Similarly, users can also view log events in real-time, and drill down into logs where required (subject to the same authentication). These features allow end-users to investigate and manage all of their workload without ever requiring them to be granted host-level access.

Interested in seeing a demo of ESM?

Top-down and Bottom-up performance analysis

For Administrators, typically more interested in the overall health of the platform, ESM offers top-down workflows that begin as cluster-wide performance heatmaps, and allow them to narrow in to hotspots and drill through to individual jobs or users that may be causing undesired behaviour.

Users who are typically more concerned with the performance and resource utilisation of their own jobs can instantly see how their code is performing and how it compares to the last time it ran. Individual steps can be labeled or annotated, allowing them to identify problems and optimise where required.
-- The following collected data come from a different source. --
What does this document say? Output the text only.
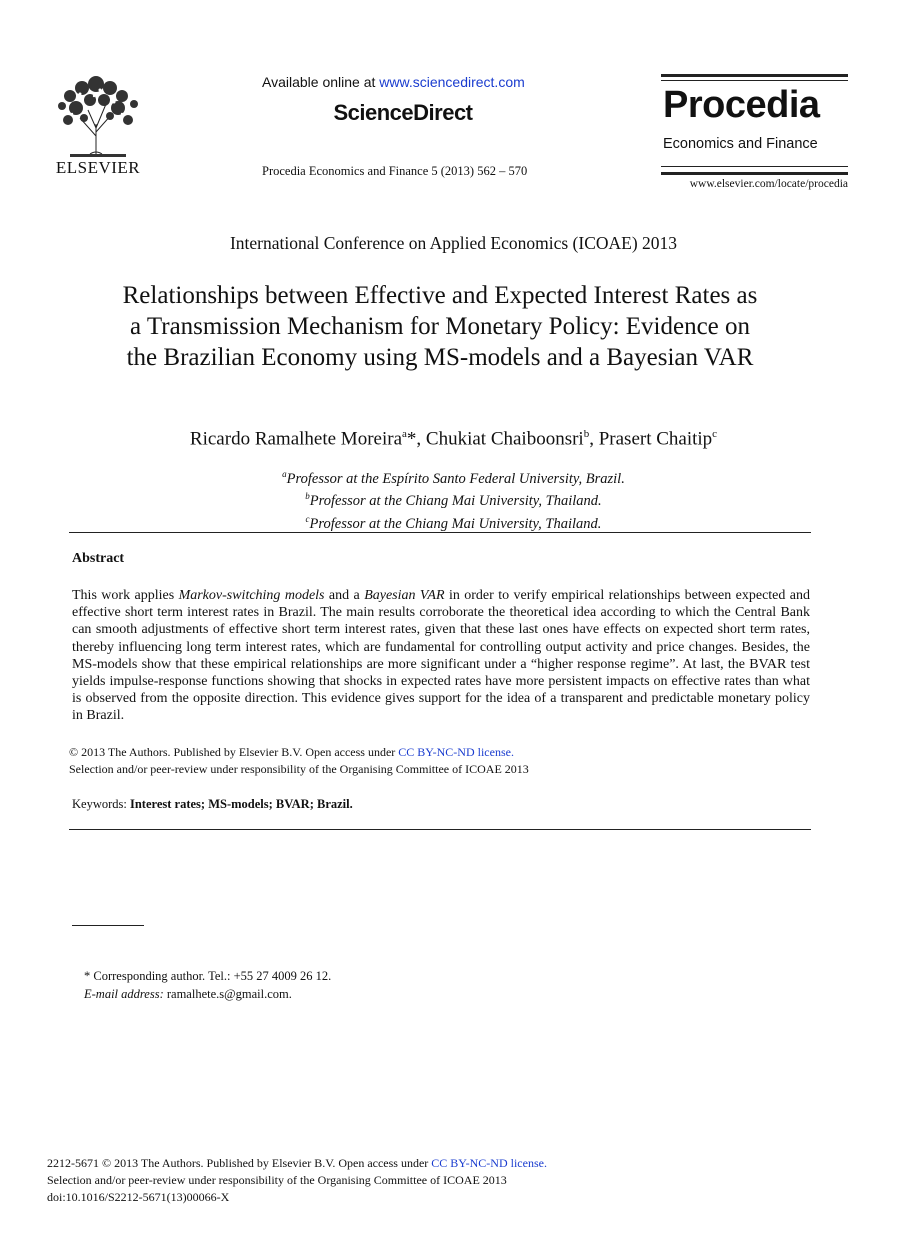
ELSEVIER
Available online at www.sciencedirect.com
ScienceDirect
Procedia Economics and Finance 5 (2013) 562 – 570
Procedia
Economics and Finance
www.elsevier.com/locate/procedia
International Conference on Applied Economics (ICOAE) 2013
Relationships between Effective and Expected Interest Rates as
a Transmission Mechanism for Monetary Policy: Evidence on
the Brazilian Economy using MS-models and a Bayesian VAR
Ricardo Ramalhete Moreira$^a$*, Chukiat Chaiboonsri$^b$, Prasert Chaitip$^c$
$^a$Professor at the Espírito Santo Federal University, Brazil.
$^b$Professor at the Chiang Mai University, Thailand.
$^c$Professor at the Chiang Mai University, Thailand.
Abstract
This work applies Markov-switching models and a Bayesian VAR in order to verify empirical relationships between expected and effective short term interest rates in Brazil. The main results corroborate the theoretical idea according to which the Central Bank can smooth adjustments of effective short term interest rates, given that these last ones have effects on expected short term rates, thereby influencing long term interest rates, which are fundamental for controlling output activity and price changes. Besides, the MS-models show that these empirical relationships are more significant under a “higher response regime”. At last, the BVAR test yields impulse-response functions showing that shocks in expected rates have more persistent impacts on effective rates than what is observed from the opposite direction. This evidence gives support for the idea of a transparent and predictable monetary policy in Brazil.
© 2013 The Authors. Published by Elsevier B.V. Open access under CC BY-NC-ND license.
Selection and/or peer-review under responsibility of the Organising Committee of ICOAE 2013
Keywords: Interest rates; MS-models; BVAR; Brazil.
* Corresponding author. Tel.: +55 27 4009 26 12.
E-mail address: ramalhete.s@gmail.com.
2212-5671 © 2013 The Authors. Published by Elsevier B.V. Open access under CC BY-NC-ND license.
Selection and/or peer-review under responsibility of the Organising Committee of ICOAE 2013
doi:10.1016/S2212-5671(13)00066-X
Scheduled batch job flow analysis and optimisation

A core feature of ESM is extensive job monitoring. ESM collects detailed performance data on all jobs, including return code, flow and queue information where available. ESM is compatible with IBM® Platform™ LSF® and can be integrated with schedulers like BMC® Control-M™ easily.

ESM monitors jobs for warnings, errors or any other configured events in real time, and allows instant drilldown directly to specific sections of job logs. Its job flow visualisation and investigation features are designed to accelerate root-cause analysis and identification of anomalies to help prevent future exceptions.

Point-and-click chargeback classification

ESM profiles all workload and labels the resource metrics with metadata describing the user, job name, queue and any other available logical contexts. ESM aggregates and retains this performance data for a configurable period to allow for historical performance comparison and for cost allocation.

ESM provides a drag-and-drop interface that lets users generate cost allocation rules by classifying workload 'cost items' into departmental 'cost buckets'. The resulting ruleset can then be used to generate periodic departmental resource breakdown reports that aid in the implementation of a chargeback strategy for multi-tenant environments.